The last image recalled the theme of the Synod, “The Word of God in the Life and the Mission of the Church.”

“The divine Voice ... sounds out at the origin of Creation  …giving rise to the wonders of the universe. It is a Voice that penetrates into history, a history lacerated by human sin and troubled by suffering and death... It is a Voice that descends into the pages of the Sacred Scripture which we now read in the Church with the guidance of the Holy Spirit,” the message said, according to a summary published by the Vatican Information Service.

“The Face is Jesus Christ Who is Son of the eternal and infinite God, but also a mortal man, linked to a historical period, to a people, to a land.”

Christ reveals to us the “complete and unitary” meaning of Sacred Scripture, the message continued.

“Christianity is a religion that has at its heart a person, Jesus Christ, Who reveals the Father. It is He Who enables us to understand that the Scriptures are 'flesh'.”

The “House of the Divine Word,” the message explained, is the Church. Citing St.

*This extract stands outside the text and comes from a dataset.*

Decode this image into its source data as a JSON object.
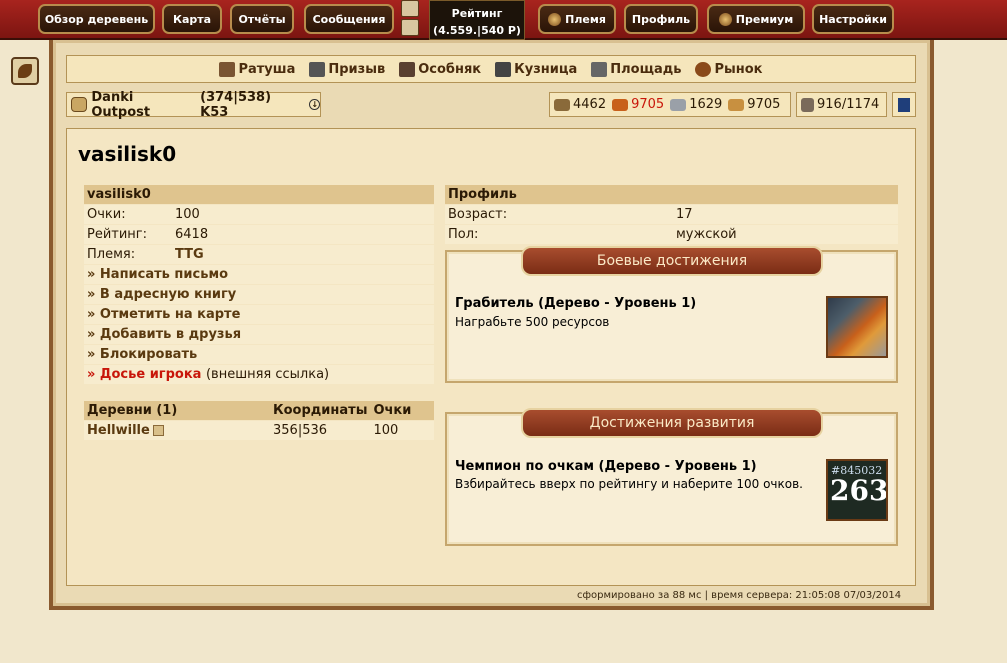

Luke, the Synod Fathers said the Church is supported on the four pillars of teaching, the breaking of the bread, prayer, and fraternal communion.

“To be true Christians it is not enough to be 'those who hear the word of God',” the bishops’ message explained, since Christians must also be those “who do it.”

The Synod Fathers then explained the final image of the Road:

“The Word of God must travel the roads of the world, which today also include those of electronic, televisual and virtual communication. The Bible must enter into families ... schools and all cultural environments. ... Its symbolic, poetic and narrative richness makes it a sign of beauty, both for the faith and for culture itself, in a world often disfigured by ugliness and brutality.”

Their message continued:

“The Bible, however, also presents the breath of suffering that arises from the earth, it reaches out to the cry of the oppressed and to the laments of forlorn. At its summit is the cross where Christ, alone and abandoned, experienced the tragedy of atrocious suffering and death. Precisely because of this presence of the Son of God, the darkness of evil and death is irradiated with Paschal light and with hope of glory.”

The message noted that there are faithful men and women of other religions who in cooperation with Christians “can build a world of peace and light.”

Quoting St. Paul’s words “We commend you to God and to the message of His grace,” the statement concluded:

“With the same expression as that used by St. Paul in his farewell address to the leaders of the Church in Ephesus, we Synod Fathers commend the faithful of the communities scattered across the face of the earth to the Divine Word, which is also judgment but, above all, grace.”